Gabor Varadi

@Zhuinden

ELI5: What does Square’s Flow library do?

Flow (or my fork of it, Flowless) is a backstack. Well, technically it is a thing that holds the backstack, which is called History.

History is — you can guess it — the history of the application at a given time. This History is actually just a list of objects — albeit its indexing is inverted, where get(0) returns the last inserted element, and get(size-1) returns the first inserted element. A stack, if you will.

A  ← top element, .get(0)
-
B
-
C
-
D

As list:

[D,C,B,A]

In this list, the object D, C, B, A is just a simple instance of a class with some data fields and hashCode/equals methods; also called a “value object”. It’s just a class that looks like this though

public class A {
private final String data;

public A(String data) {
this.data = data;
}

@Override
public boolean equals(Object object) { // auto-generated
if(object == null) {
return false;
}
if(!(object instanceof A)) {
return false;
}
return StringUtils.equals(this, data, ((A) object).data);
}

@Override
public int hashCode() { // auto-generated
return getClass().hashCode() + 31 * (null == data ? 0 : data.hashCode());
}
}

So yeah, this A totally simple object that just contains a String and overrides equals/hashCode is called a Key. This is what represents where you are in your application.

In the case of Activities, this would mean that you have the following activities:

DActivity, CActivity, BActivity, AActivity

and DActivity, CActivity, BActivity would be in the background in onStop (but not destroyed), while AActivity is in the front (with onStart() and onResume() called).

When you start AActivity in BActivity, what happens is that BActivity is put to onPause(), AActivity boots up and is placed in… actually, let me grab the documentation

Activity A’s onPause() method executes.
Activity B’s onCreate(), onStart(), and onResume() methods execute in sequence. (Activity B now has user focus.)
Then, if Activity A is no longer visible on screen, its onStop() method executes.

But in this case, I had to:

1.) check the documentation to see what’s going on

2.) the backstack is implicit, so getting from AActivity to CActivity immediately is very very difficult. You need to tinker with CLEAR_TOP intent flag and hope it actually works. If it doesn’t, you might even set singleTop launchMode on your Activity to finally make it work, somehow.

— — — — -

Now in the case of Flow, this isn’t so complicated.
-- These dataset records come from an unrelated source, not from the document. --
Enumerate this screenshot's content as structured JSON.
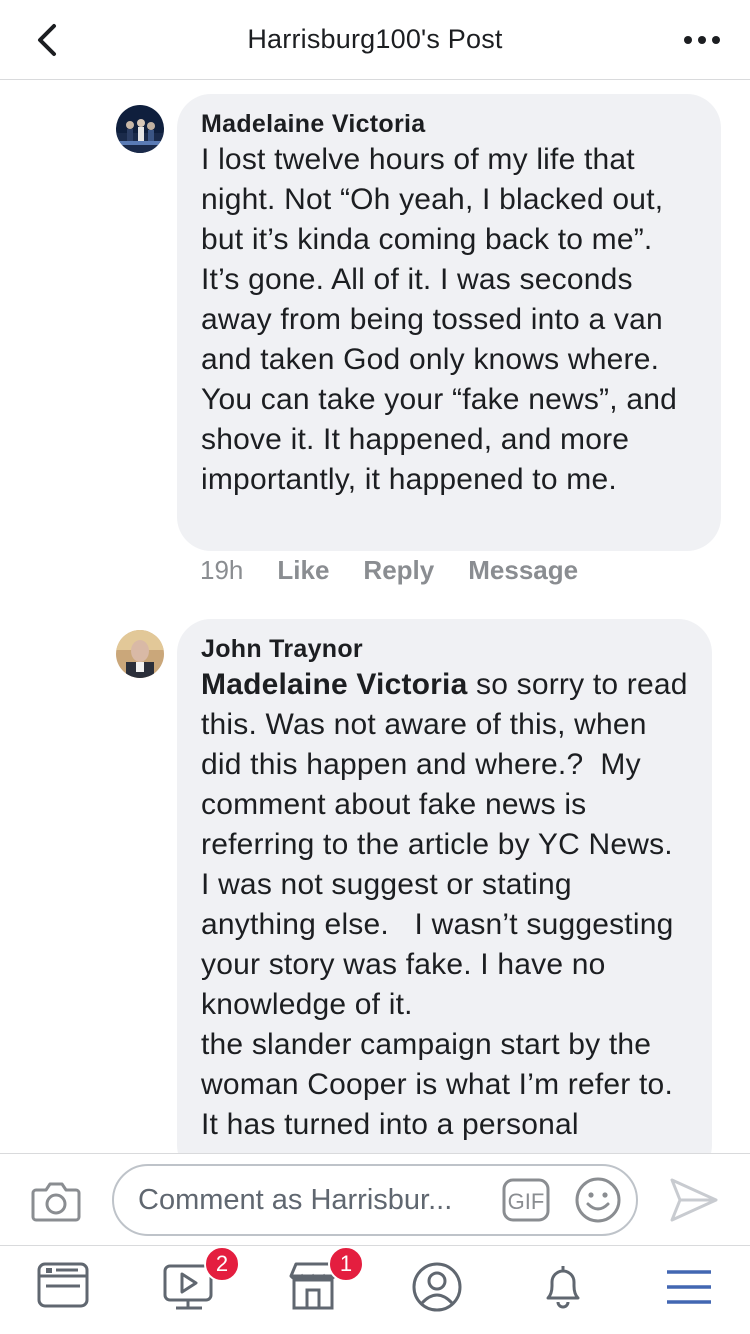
{
  "header": {
    "title": "Harrisburg100's Post",
    "back_icon": "chevron-left-icon",
    "more_icon": "more-horizontal-icon"
  },
  "comments": [
    {
      "author": "Madelaine Victoria",
      "body": "I lost twelve hours of my life that night. Not “Oh yeah, I blacked out, but it’s kinda coming back to me”. It’s gone. All of it. I was seconds away from being tossed into a van and taken God only knows where. You can take your “fake news”, and shove it. It happened, and more importantly, it happened to me.",
      "time": "19h",
      "like": "Like",
      "reply": "Reply",
      "message": "Message"
    },
    {
      "author": "John Traynor",
      "mention": "Madelaine Victoria",
      "body": " so sorry to read this. Was not aware of this, when did this happen and where.?  My comment about fake news is referring to the article by YC News. I was not suggest or stating anything else.   I wasn’t suggesting your story was fake. I have no knowledge of it.\nthe slander campaign start by the woman Cooper is what I’m refer to. It has turned into a personal"
    }
  ],
  "composer": {
    "placeholder": "Comment as Harrisbur...",
    "gif_label": "GIF"
  },
  "bottom_nav": {
    "watch_badge": "2",
    "marketplace_badge": "1"
  },
  "colors": {
    "accent": "#4267b2",
    "bubble": "#f0f1f4",
    "badge": "#e41e3f"
  }
}
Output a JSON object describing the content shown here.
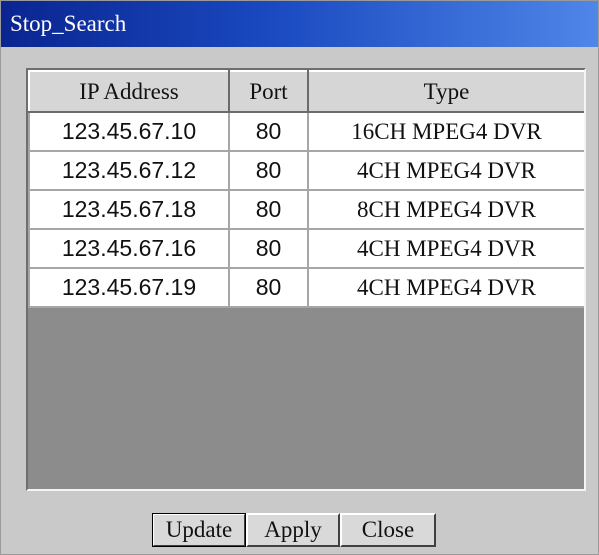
{
  "window": {
    "title": "Stop_Search"
  },
  "table": {
    "columns": [
      "IP Address",
      "Port",
      "Type"
    ],
    "rows": [
      {
        "ip": "123.45.67.10",
        "port": "80",
        "type": "16CH MPEG4 DVR"
      },
      {
        "ip": "123.45.67.12",
        "port": "80",
        "type": "4CH MPEG4 DVR"
      },
      {
        "ip": "123.45.67.18",
        "port": "80",
        "type": "8CH MPEG4 DVR"
      },
      {
        "ip": "123.45.67.16",
        "port": "80",
        "type": "4CH MPEG4 DVR"
      },
      {
        "ip": "123.45.67.19",
        "port": "80",
        "type": "4CH MPEG4 DVR"
      }
    ]
  },
  "buttons": {
    "update": "Update",
    "apply": "Apply",
    "close": "Close"
  }
}
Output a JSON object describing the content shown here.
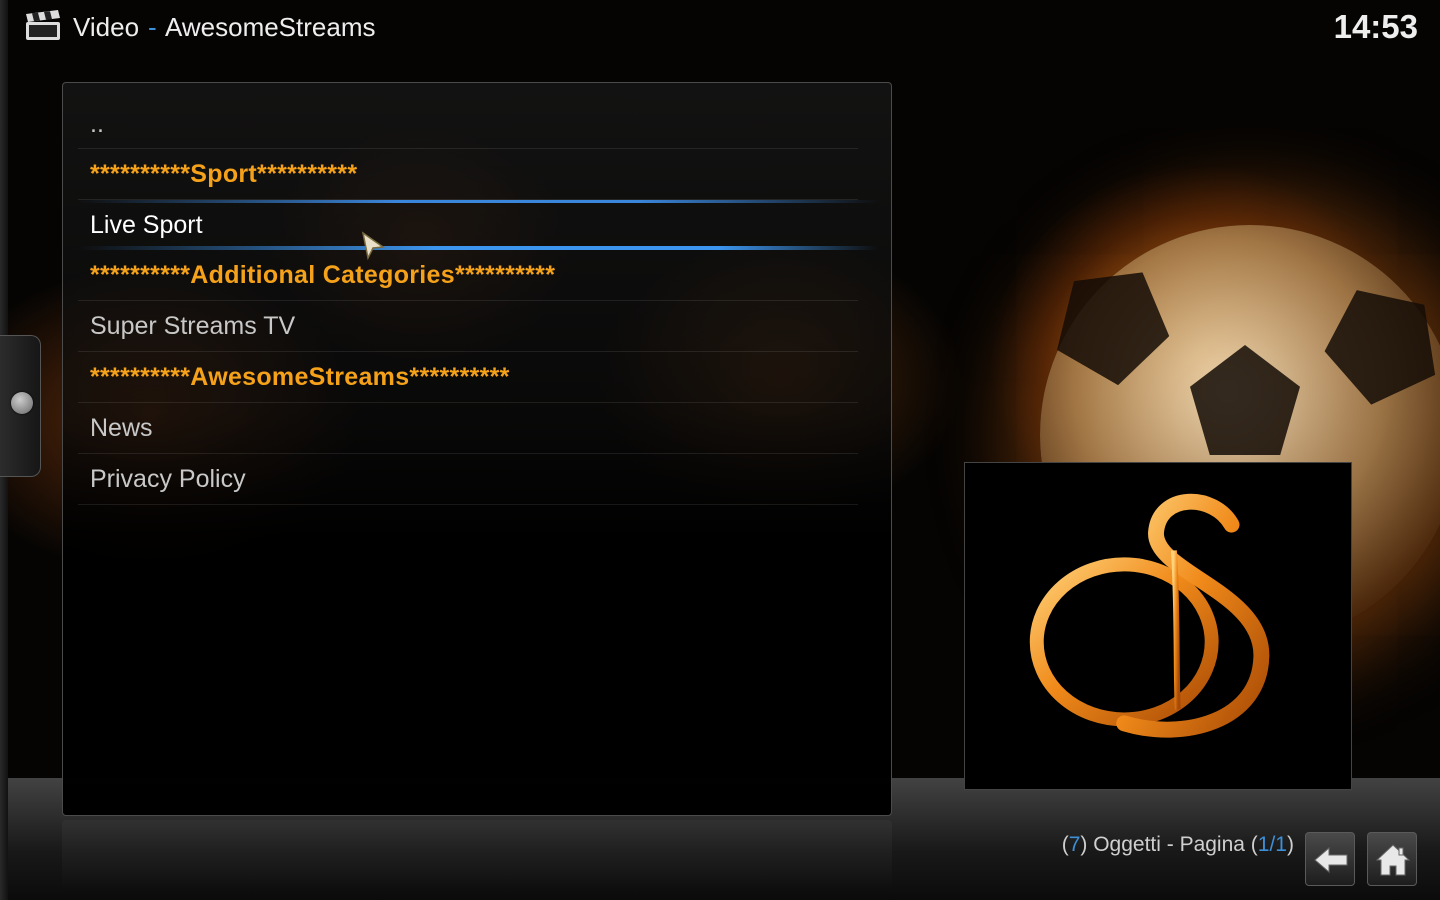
{
  "header": {
    "section_title": "Video",
    "separator": "-",
    "addon_name": "AwesomeStreams",
    "clock": "14:53"
  },
  "list": {
    "items": [
      {
        "label": "..",
        "type": "parent"
      },
      {
        "label": "**********Sport**********",
        "type": "header"
      },
      {
        "label": "Live Sport",
        "type": "item",
        "focused": true
      },
      {
        "label": "**********Additional Categories**********",
        "type": "header"
      },
      {
        "label": "Super Streams TV",
        "type": "item"
      },
      {
        "label": "**********AwesomeStreams**********",
        "type": "header"
      },
      {
        "label": "News",
        "type": "item"
      },
      {
        "label": "Privacy Policy",
        "type": "item"
      }
    ]
  },
  "footer": {
    "open_paren": "(",
    "count": "7",
    "items_text": ") Oggetti - Pagina (",
    "page": "1/1",
    "close_paren": ")"
  },
  "icons": {
    "header": "clapperboard-icon",
    "back": "back-arrow-icon",
    "home": "home-icon",
    "side": "side-menu-knob-icon"
  },
  "colors": {
    "accent": "#3d8fd8",
    "category_header": "#f5a21a",
    "focus_bar": "#3c96f0"
  }
}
When you call

Flow.get(this).set(A.create());

Then what you receive is called a “traversal” that is “dispatched”. Simply put, it tells you that something happened, and shows where you previously were in your application: [D,C,B], and where you are heading: [D,C,B,A].

If you were in [D,C,B,A] and you call Flow.get(this).set(C.create());, then you will get a traversal that says you were in [D,C,B,A], and you’re going to [D,C].

What happens (the stuff I grabbed from the documentation) is completely up to you to write, so you are in direct control of what happens.

This generally means that what you end up doing is:

- check if you’re still in the exact same state, if yes, then don’t do anything (tell Flow that you’ve handled the traversal)
- persist the state of the current layout
- remove current layout
- inflate a new layout
- restore the state of the new layout (if state exists)
- add new layout
- tell Flow that you’ve handled the traversal

(here’s an example for a simple dispatcher)

— — — — — —

This is actually great for multiple reasons:

1.) you don’t end up with views in the background in onPause() that are not destroyed, so you don’t have to ensure that you “reload the data and refresh” when you navigate back

2.) the views are destroyed, thus freeing up memory, which is more performant

3.) activity transitions have additional overhead, which makes them slower than view transitions (also, TransitionEverywhere works on Views, but not on Activities/Fragments)

4.) now that you have direct access to “where you are in the app”, but also “what happens when I go from here to there”, it’s actually pretty easy to set up a traversal like so:

[D,C,B,A] => [C,E,B]

Because it’s literally just

Flow.get(this).setHistory(
History.newBuilder()
.push(C.create())
.push(E.create())
.push(B.create())
.build()
);

How do you intend to do that with the Activity stack and intent flags? No damn clue!

— — — — — — — — — — — — — — — — — — — — — — —

— — — — — — — — — — — — — — — — — — — — — — —

TL;DR: Flow is a backstack library that allows you to easily persist/restore the view’s state, and allows you to handle changes between where you are at a given moment, and where you are heading. That’s pretty much all it does.